Mycobacterium (Mtb) antigen presentation by monocyte derived dendritic cells (DC) from PPD+ healthy subjects (N) and tuberculosis patients (TB): role of DC-SIGN.

ALEMÁN M; ROMERO M; SCHIERLOH P; YOKOBORI N; GEFFNER L; MUSELLA R; CASTAGNINO J; ABBATE E; DE LA BARRERA SS; SASIAIN MC

Rio de Janeiro, Brazil.

Congreso; 13th International Congress of Immunology. ImmunoRio 2007.; 2007

Sociedade Brasileira de Imunologia (SBI).

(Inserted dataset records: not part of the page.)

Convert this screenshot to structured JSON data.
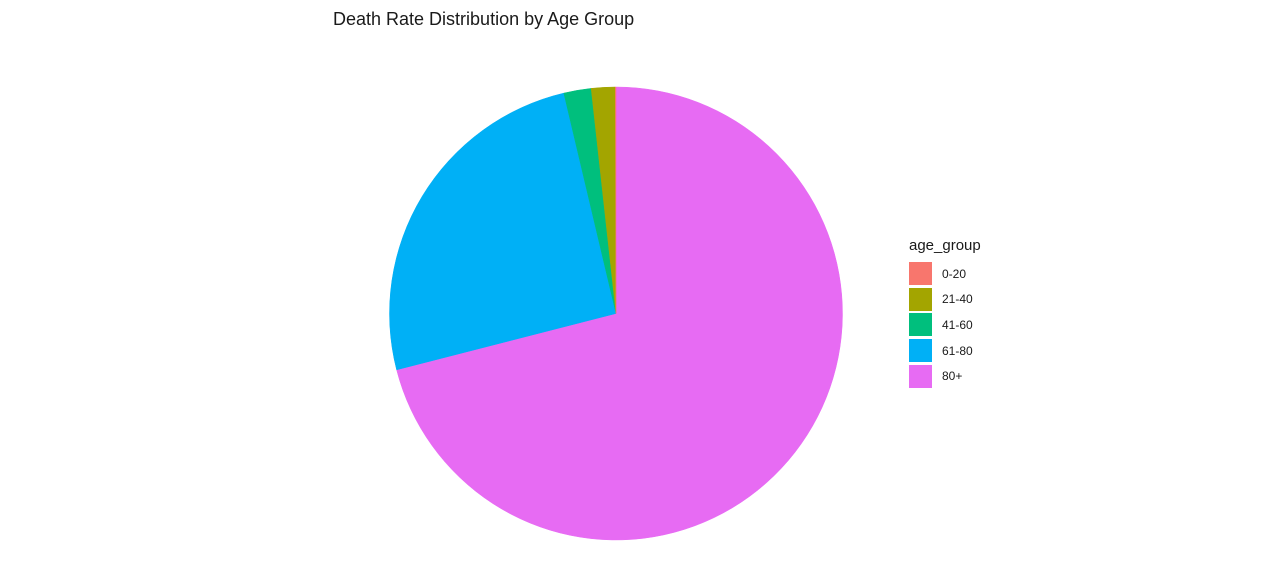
{
  "chart_data": {
    "type": "pie",
    "title": "Death Rate Distribution by Age Group",
    "legend_title": "age_group",
    "legend_position": "right",
    "start_angle_deg": 0,
    "direction": "clockwise-from-top, last-category-first",
    "categories": [
      "0-20",
      "21-40",
      "41-60",
      "61-80",
      "80+"
    ],
    "values": [
      0.05,
      1.7,
      1.95,
      25.3,
      71.0
    ],
    "colors": [
      "#F8766D",
      "#A3A500",
      "#00BF7D",
      "#00B0F6",
      "#E76BF3"
    ]
  }
}
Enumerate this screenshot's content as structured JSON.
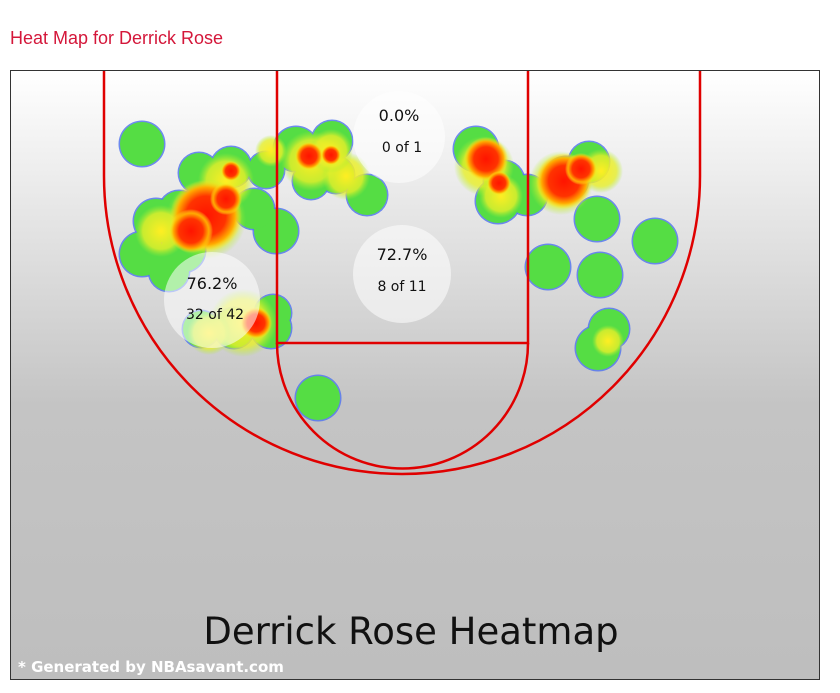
{
  "header": {
    "title": "Heat Map for Derrick Rose"
  },
  "chart_data": {
    "type": "heatmap",
    "title": "Derrick Rose Heatmap",
    "credit": "* Generated by NBAsavant.com",
    "zones": [
      {
        "name": "paint-top",
        "pct": "0.0%",
        "made_of_attempts": "0 of 1"
      },
      {
        "name": "paint",
        "pct": "72.7%",
        "made_of_attempts": "8 of 11"
      },
      {
        "name": "left-block",
        "pct": "76.2%",
        "made_of_attempts": "32 of 42"
      }
    ],
    "colors": {
      "court_lines": "#e00000",
      "low_density": "#55dd44",
      "mid_density": "#eeee22",
      "high_density": "#ff1a00",
      "blob_outline": "#5577ee",
      "background_top": "#ffffff",
      "background_bottom": "#bfbfbf",
      "title_color": "#d4173a"
    }
  }
}
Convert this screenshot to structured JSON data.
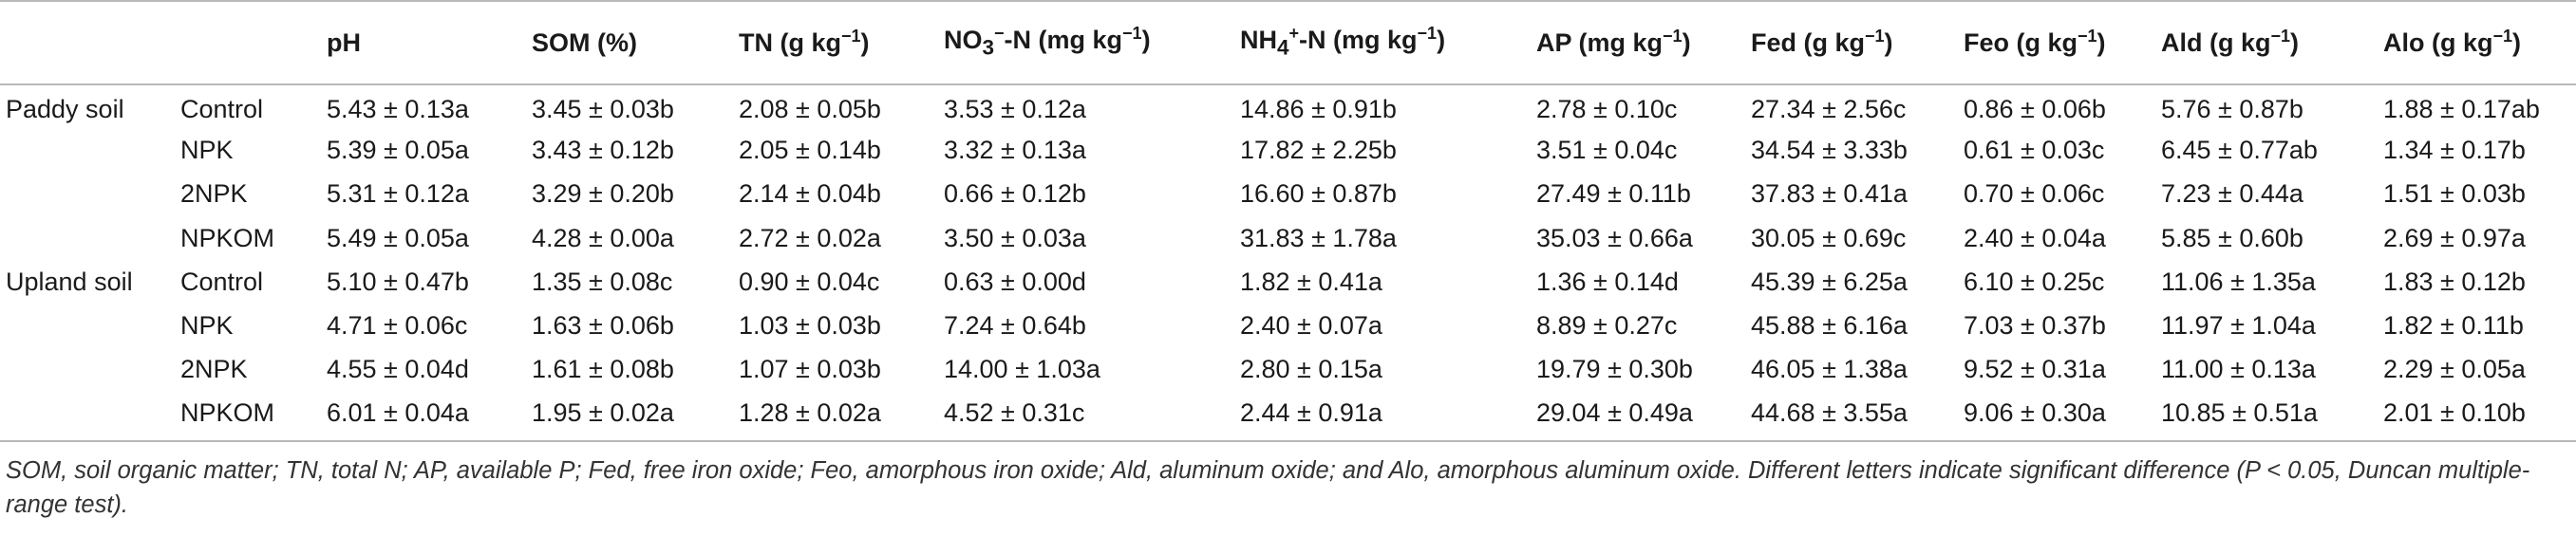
{
  "table": {
    "headers": [
      {
        "text": "",
        "sup": ""
      },
      {
        "text": "",
        "sup": ""
      },
      {
        "text": "pH",
        "sup": ""
      },
      {
        "text": "SOM (%)",
        "sup": ""
      },
      {
        "text": "TN (g kg",
        "sup": "−1",
        "after": ")"
      },
      {
        "text": "NO",
        "sub": "3",
        "sup2": "−",
        "after": "-N (mg kg",
        "sup": "−1",
        "after2": ")"
      },
      {
        "text": "NH",
        "sub": "4",
        "sup2": "+",
        "after": "-N (mg kg",
        "sup": "−1",
        "after2": ")"
      },
      {
        "text": "AP (mg kg",
        "sup": "−1",
        "after": ")"
      },
      {
        "text": "Fed (g kg",
        "sup": "−1",
        "after": ")"
      },
      {
        "text": "Feo (g kg",
        "sup": "−1",
        "after": ")"
      },
      {
        "text": "Ald (g kg",
        "sup": "−1",
        "after": ")"
      },
      {
        "text": "Alo (g kg",
        "sup": "−1",
        "after": ")"
      }
    ],
    "rows": [
      {
        "soil": "Paddy soil",
        "treatment": "Control",
        "values": [
          "5.43 ± 0.13a",
          "3.45 ± 0.03b",
          "2.08 ± 0.05b",
          "3.53 ± 0.12a",
          "14.86 ± 0.91b",
          "2.78 ± 0.10c",
          "27.34 ± 2.56c",
          "0.86 ± 0.06b",
          "5.76 ± 0.87b",
          "1.88 ± 0.17ab"
        ]
      },
      {
        "soil": "",
        "treatment": "NPK",
        "values": [
          "5.39 ± 0.05a",
          "3.43 ± 0.12b",
          "2.05 ± 0.14b",
          "3.32 ± 0.13a",
          "17.82 ± 2.25b",
          "3.51 ± 0.04c",
          "34.54 ± 3.33b",
          "0.61 ± 0.03c",
          "6.45 ± 0.77ab",
          "1.34 ± 0.17b"
        ]
      },
      {
        "soil": "",
        "treatment": "2NPK",
        "values": [
          "5.31 ± 0.12a",
          "3.29 ± 0.20b",
          "2.14 ± 0.04b",
          "0.66 ± 0.12b",
          "16.60 ± 0.87b",
          "27.49 ± 0.11b",
          "37.83 ± 0.41a",
          "0.70 ± 0.06c",
          "7.23 ± 0.44a",
          "1.51 ± 0.03b"
        ]
      },
      {
        "soil": "",
        "treatment": "NPKOM",
        "values": [
          "5.49 ± 0.05a",
          "4.28 ± 0.00a",
          "2.72 ± 0.02a",
          "3.50 ± 0.03a",
          "31.83 ± 1.78a",
          "35.03 ± 0.66a",
          "30.05 ± 0.69c",
          "2.40 ± 0.04a",
          "5.85 ± 0.60b",
          "2.69 ± 0.97a"
        ]
      },
      {
        "soil": "Upland soil",
        "treatment": "Control",
        "values": [
          "5.10 ± 0.47b",
          "1.35 ± 0.08c",
          "0.90 ± 0.04c",
          "0.63 ± 0.00d",
          "1.82 ± 0.41a",
          "1.36 ± 0.14d",
          "45.39 ± 6.25a",
          "6.10 ± 0.25c",
          "11.06 ± 1.35a",
          "1.83 ± 0.12b"
        ]
      },
      {
        "soil": "",
        "treatment": "NPK",
        "values": [
          "4.71 ± 0.06c",
          "1.63 ± 0.06b",
          "1.03 ± 0.03b",
          "7.24 ± 0.64b",
          "2.40 ± 0.07a",
          "8.89 ± 0.27c",
          "45.88 ± 6.16a",
          "7.03 ± 0.37b",
          "11.97 ± 1.04a",
          "1.82 ± 0.11b"
        ]
      },
      {
        "soil": "",
        "treatment": "2NPK",
        "values": [
          "4.55 ± 0.04d",
          "1.61 ± 0.08b",
          "1.07 ± 0.03b",
          "14.00 ± 1.03a",
          "2.80 ± 0.15a",
          "19.79 ± 0.30b",
          "46.05 ± 1.38a",
          "9.52 ± 0.31a",
          "11.00 ± 0.13a",
          "2.29 ± 0.05a"
        ]
      },
      {
        "soil": "",
        "treatment": "NPKOM",
        "values": [
          "6.01 ± 0.04a",
          "1.95 ± 0.02a",
          "1.28 ± 0.02a",
          "4.52 ± 0.31c",
          "2.44 ± 0.91a",
          "29.04 ± 0.49a",
          "44.68 ± 3.55a",
          "9.06 ± 0.30a",
          "10.85 ± 0.51a",
          "2.01 ± 0.10b"
        ]
      }
    ]
  },
  "footnote": "SOM, soil organic matter; TN, total N; AP, available P; Fed, free iron oxide; Feo, amorphous iron oxide; Ald, aluminum oxide; and Alo, amorphous aluminum oxide. Different letters indicate significant difference (P < 0.05, Duncan multiple-range test)."
}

DC phagocytose Mtb in the airway mucosa resulting in DC maturation and presentation of mycobacterial antigens that are critical for mounting a protective immune response. DC and Mtb interaction involves different receptors as the recently identified DC-SIGN that recognizes mannose-rich molecules such as ManLAM. We have previously demonstrated that irradiated Mtb induced maturation in DC from N and TB, but the latest have higher basal CD86 expression and the differentiation process is altered. Therefore, we evaluated the differences in the capacity of DC to induce specific lymphocyte (Ly) proliferation by [3H]-tymidine up-take (cpm x 103). Mtb-matured DC drove antigen proliferation in both N and TB; however, DC from TB induced lower proliferation (N: control=3±0.6 Mtb=33±3, n=6; TB: control=1.5±0,3 Mtb=14±3,n=14, Ly:DC ratio 20:1) and higher Ly:DC ratio was necessary to achieve normal levels (N:control=2,0±0,2 Mtb=38±3; TB: control=1.2±0,1 Mtb=23±3, Ly:DC ratio 10:1). Although DCSIGN expression did not shown significant differences between N and TB (MFI: N=443±32, TB=600±152), Mtb induced the down-regulation of DC-SIGN only in N (MFI: N=240±26; TB=553±100) and, DC-SIGN blockage strictly affected proliferation in N (20±3; p<0.03) correlating with the proliferation index (N: p<0.04; r2=0.93, n=6). On the contrary, DC-SIGN blockage reduced in the same extent the proliferation induced by ManLAM in both groups and, no differences were observed in N and TB when Mtb employs other receptors to entry to DC (ie: cross-presentation). Although, the fine mechanism remains to be established, we hypothesize that the impaired antigen presentation in TB is ascribed to differences in DC-SIGN route.